What keeps OHMSS from rising to the heights it could have are twofold.  One, the actual plot varies from Point A to Point B and a bit to A-B.  For example, the idea about bringing destruction by releasing the Omega Virus is almost secondary to the film.  We never get to see the virus tested out and the only way we know what's going on is through courtesy of Blofeld being nice enough to tell us.   The MI6 agent shadowing Bond is never given a name on-screen and in truth he seems to be doing more work than Bond is.  It's only by the thinnest and most implausible of threads that the love story between Bond and Tracy is tied to the story of Bond vs. Blofeld.

A small digression to the plot (the A-B part) is the mention of Operation Bedlam.  Bond is ostensibly removed from the operation (which is never spelled out) but he keeps getting involved in it.  Moreover, M doesn't seem to mind one bit.  How Operation Bedlam mixes with Blofeld's daring plot to eradicate whole plants by having beautiful women release the poison via his post-hypnotic suggestion stretches things to the point of farce.  Granted, I am aware the plans of criminal masterminds tend to be on the grandiose side but the whole thing seems excessively elaborate. 

Second, the film at 142 minutes is by far the longest of the Bond films so far, and it feels it.  There was an inordinately lengthy chase scene in the middle of OHMSS involving a daring ski race AND a car race that seemed to go on and on and on.  The entire sequence in the clinic with Bond bed-hopping also appeared to be a distraction from what he was suppose to be doing.  The fact that he was bonking TWO women one right after the other brought the entire concept of James Bond being able to seduce any woman almost to the point of parody (and did the entire chase involving skiing, car racing, and an avalanche). 

I'll leave how closely OHMSS came to being parody aside for the moment.  Now I'll focus on some points of logic in OHMSS.  First off, why is Bond wearing a kilt?  Minor thing perhaps, but it does seem rather odd.  Second, if we are to believe there is continuity between You Only Live Twice and On Her Majesty's Secret Service, shouldn't Blofeld recognize Bond quite easily despite his disguise?  Add to that, why does being publicly recognized as a Count be so important to Number One?  He's Number One for Heaven's sake...shouldn't he aim for something a bit higher?!  The business of Blofeld being desperate to show he's the true Count De Bleauchamp and this allowing Bond entry to his secret lair does seems rather elaborate and slightly ridiculous. 

Still, putting that aside, OHMSS has a strong positive: there is at the heart of all this a genuine love story, with Diana Rigg showcasing a range that few Bond girls past, present or future would achieve.

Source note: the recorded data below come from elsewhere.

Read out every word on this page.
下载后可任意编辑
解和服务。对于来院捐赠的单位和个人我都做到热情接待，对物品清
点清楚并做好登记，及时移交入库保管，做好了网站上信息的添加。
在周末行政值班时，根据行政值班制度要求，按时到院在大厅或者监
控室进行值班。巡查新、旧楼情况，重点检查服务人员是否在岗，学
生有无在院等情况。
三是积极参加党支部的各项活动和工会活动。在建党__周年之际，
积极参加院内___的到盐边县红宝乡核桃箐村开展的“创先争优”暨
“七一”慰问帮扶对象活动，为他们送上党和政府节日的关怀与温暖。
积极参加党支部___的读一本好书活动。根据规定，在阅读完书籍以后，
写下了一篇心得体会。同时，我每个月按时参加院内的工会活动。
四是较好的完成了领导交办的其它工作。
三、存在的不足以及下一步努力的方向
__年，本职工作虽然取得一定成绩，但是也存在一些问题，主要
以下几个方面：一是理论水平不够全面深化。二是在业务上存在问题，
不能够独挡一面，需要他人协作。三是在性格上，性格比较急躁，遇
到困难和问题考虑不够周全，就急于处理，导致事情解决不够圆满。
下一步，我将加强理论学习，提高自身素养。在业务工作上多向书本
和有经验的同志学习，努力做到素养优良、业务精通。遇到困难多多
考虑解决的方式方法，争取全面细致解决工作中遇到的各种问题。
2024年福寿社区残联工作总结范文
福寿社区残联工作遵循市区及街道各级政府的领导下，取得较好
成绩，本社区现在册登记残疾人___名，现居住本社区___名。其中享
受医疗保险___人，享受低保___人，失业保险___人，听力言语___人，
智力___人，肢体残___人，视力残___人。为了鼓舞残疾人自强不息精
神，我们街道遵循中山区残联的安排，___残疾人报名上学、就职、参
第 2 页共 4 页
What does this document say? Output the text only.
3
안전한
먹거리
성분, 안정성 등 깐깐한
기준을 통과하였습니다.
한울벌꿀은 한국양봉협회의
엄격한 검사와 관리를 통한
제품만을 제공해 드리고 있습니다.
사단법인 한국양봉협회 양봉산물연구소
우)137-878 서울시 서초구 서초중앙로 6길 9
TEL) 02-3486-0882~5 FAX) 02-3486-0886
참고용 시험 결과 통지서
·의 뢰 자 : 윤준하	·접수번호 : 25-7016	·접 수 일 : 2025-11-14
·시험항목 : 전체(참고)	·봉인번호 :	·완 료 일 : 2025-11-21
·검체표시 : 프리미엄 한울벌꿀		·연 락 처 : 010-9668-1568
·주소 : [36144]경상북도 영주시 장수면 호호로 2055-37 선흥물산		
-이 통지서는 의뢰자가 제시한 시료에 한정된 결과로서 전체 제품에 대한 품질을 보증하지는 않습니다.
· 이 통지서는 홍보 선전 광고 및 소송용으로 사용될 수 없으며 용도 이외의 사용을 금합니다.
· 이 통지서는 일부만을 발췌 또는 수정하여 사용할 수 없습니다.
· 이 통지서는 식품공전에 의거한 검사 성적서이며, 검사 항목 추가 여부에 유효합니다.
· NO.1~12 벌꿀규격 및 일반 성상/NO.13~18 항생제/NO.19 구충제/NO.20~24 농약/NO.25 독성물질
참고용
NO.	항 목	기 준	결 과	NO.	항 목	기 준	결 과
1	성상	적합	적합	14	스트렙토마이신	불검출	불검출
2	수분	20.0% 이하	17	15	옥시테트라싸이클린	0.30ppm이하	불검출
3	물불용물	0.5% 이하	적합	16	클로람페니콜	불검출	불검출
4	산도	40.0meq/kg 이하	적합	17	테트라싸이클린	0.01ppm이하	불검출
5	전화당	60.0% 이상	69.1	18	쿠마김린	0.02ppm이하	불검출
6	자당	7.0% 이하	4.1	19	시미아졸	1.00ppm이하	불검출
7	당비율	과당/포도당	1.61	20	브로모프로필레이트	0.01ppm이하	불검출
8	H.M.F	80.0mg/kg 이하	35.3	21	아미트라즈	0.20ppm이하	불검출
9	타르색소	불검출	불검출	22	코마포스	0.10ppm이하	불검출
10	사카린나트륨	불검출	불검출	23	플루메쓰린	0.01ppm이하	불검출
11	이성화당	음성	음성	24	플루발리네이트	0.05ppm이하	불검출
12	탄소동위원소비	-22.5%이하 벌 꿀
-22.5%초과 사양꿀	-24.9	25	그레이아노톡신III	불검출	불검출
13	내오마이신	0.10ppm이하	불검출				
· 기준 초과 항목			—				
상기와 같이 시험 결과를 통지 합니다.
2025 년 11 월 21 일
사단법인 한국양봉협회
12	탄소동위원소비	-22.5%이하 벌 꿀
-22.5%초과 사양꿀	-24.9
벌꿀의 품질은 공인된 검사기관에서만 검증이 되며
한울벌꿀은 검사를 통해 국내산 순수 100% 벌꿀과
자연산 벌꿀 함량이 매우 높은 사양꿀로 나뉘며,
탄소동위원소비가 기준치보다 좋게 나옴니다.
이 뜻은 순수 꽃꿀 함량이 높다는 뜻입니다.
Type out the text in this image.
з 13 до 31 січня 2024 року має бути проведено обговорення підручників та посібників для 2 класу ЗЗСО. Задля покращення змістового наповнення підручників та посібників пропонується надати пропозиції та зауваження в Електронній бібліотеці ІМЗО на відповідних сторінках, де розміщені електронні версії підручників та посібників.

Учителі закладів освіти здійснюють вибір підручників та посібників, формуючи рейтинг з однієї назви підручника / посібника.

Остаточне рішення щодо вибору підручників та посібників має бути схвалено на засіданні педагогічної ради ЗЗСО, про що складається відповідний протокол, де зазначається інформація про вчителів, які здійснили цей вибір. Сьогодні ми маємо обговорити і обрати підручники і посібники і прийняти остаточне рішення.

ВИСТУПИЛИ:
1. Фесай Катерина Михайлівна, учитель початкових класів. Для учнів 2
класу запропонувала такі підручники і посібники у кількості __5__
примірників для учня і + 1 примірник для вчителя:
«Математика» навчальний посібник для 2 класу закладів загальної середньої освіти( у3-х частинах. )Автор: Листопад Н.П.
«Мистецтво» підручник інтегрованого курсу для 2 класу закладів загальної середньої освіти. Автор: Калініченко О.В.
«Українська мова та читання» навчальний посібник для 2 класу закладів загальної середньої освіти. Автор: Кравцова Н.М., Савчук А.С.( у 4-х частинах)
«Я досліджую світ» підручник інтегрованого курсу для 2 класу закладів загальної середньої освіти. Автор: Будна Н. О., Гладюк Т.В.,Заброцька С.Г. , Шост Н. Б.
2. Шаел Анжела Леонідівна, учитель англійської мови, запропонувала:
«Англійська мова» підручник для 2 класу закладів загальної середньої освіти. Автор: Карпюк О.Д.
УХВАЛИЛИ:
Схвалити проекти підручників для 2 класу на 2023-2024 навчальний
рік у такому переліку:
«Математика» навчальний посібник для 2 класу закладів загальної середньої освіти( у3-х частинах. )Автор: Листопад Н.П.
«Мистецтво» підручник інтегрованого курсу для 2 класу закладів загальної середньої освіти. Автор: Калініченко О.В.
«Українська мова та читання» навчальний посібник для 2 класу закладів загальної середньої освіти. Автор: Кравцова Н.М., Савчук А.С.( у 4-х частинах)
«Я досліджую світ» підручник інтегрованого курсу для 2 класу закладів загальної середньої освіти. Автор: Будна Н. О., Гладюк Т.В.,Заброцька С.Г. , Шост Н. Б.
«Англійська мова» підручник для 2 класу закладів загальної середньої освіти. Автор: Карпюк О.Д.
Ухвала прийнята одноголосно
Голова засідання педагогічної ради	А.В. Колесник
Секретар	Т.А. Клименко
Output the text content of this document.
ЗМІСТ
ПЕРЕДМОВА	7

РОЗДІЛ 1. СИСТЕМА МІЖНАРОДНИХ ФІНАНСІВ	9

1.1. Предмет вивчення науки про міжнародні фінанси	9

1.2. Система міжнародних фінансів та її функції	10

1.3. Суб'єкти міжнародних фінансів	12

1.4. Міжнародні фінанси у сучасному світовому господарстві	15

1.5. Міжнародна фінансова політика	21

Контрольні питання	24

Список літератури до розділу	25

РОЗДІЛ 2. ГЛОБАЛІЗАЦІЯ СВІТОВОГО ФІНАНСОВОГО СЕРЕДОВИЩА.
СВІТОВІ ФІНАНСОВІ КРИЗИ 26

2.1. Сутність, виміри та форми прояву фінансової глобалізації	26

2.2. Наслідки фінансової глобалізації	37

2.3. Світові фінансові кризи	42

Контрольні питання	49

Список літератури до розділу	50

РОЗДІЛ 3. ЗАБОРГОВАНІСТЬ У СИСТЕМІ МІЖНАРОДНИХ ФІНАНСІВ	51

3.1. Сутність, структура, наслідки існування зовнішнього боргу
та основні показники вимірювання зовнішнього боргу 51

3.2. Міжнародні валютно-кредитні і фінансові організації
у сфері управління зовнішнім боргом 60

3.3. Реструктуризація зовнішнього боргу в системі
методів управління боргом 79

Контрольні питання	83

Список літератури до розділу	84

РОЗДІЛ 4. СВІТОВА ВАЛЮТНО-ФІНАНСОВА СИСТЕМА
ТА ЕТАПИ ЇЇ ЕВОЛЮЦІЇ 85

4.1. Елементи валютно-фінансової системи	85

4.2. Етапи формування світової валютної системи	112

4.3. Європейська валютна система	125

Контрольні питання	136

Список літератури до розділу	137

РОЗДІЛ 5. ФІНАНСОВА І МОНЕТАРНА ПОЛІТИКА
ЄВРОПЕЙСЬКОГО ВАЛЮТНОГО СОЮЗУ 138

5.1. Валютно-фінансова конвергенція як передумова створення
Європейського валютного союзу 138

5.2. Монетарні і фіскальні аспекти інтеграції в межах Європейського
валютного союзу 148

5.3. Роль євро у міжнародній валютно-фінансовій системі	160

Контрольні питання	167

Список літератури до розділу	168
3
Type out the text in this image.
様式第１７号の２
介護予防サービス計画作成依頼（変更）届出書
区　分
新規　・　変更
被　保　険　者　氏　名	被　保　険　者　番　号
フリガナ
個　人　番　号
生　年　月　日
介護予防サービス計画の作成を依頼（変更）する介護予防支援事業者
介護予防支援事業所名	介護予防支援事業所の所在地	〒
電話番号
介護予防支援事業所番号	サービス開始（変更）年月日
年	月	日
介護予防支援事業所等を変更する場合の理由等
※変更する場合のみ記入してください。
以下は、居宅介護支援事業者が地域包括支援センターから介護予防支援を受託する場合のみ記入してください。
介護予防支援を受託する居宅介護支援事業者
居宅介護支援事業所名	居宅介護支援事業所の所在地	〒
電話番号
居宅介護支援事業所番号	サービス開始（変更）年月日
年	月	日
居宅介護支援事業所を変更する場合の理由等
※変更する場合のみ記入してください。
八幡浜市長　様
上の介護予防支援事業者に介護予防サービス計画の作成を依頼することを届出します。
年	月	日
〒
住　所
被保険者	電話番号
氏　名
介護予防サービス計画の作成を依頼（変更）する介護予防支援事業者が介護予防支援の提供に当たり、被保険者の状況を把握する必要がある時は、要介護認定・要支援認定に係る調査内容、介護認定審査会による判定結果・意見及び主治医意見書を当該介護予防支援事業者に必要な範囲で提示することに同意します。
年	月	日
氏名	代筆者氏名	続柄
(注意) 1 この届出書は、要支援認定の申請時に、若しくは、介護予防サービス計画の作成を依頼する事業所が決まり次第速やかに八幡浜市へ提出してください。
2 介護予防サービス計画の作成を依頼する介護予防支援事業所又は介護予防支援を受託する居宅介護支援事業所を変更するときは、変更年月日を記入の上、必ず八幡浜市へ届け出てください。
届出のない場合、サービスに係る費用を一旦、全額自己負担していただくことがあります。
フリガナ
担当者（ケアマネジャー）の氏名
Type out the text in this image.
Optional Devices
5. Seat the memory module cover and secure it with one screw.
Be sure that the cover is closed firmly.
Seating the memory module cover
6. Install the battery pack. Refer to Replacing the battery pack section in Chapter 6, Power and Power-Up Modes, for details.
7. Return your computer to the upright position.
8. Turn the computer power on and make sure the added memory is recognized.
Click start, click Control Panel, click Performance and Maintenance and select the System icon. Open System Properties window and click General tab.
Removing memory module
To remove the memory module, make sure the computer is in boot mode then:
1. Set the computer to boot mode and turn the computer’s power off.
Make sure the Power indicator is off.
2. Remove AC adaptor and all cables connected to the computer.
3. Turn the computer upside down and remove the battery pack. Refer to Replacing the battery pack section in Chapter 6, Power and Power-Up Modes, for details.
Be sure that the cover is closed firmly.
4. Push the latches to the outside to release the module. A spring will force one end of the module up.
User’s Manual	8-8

I think a greater focus and intertwining of the two stories (Bond's romance with Tracy and Bond stopping Blofeld from destroying the world), along with a more experienced actor than George Lazenby would have made On Her Majesty's Secret Service one of the top Bond films.   I also think a major trimming of the film would have improved it.  Finally, a real James Bond theme song would have worked.  Why the decision was made to have just an instrumental theme at the opening rather than a proper song is a puzzle to me.  From what I heard, We Have All The Time In the World would have made a beautiful opening title song.  A slight complaint, perhaps, but one I have nonetheless.

However, there is enough in On Her Majesty's Secret Service to think that the film mostly succeeded in telling an interesting story with heart.  You might need all the time in the world to get through On Her Majesty's Secret Service, and put aside the fact that Lazenby was perhaps not the best choice for the role as 007, but the film is a credit to The Queen's Man.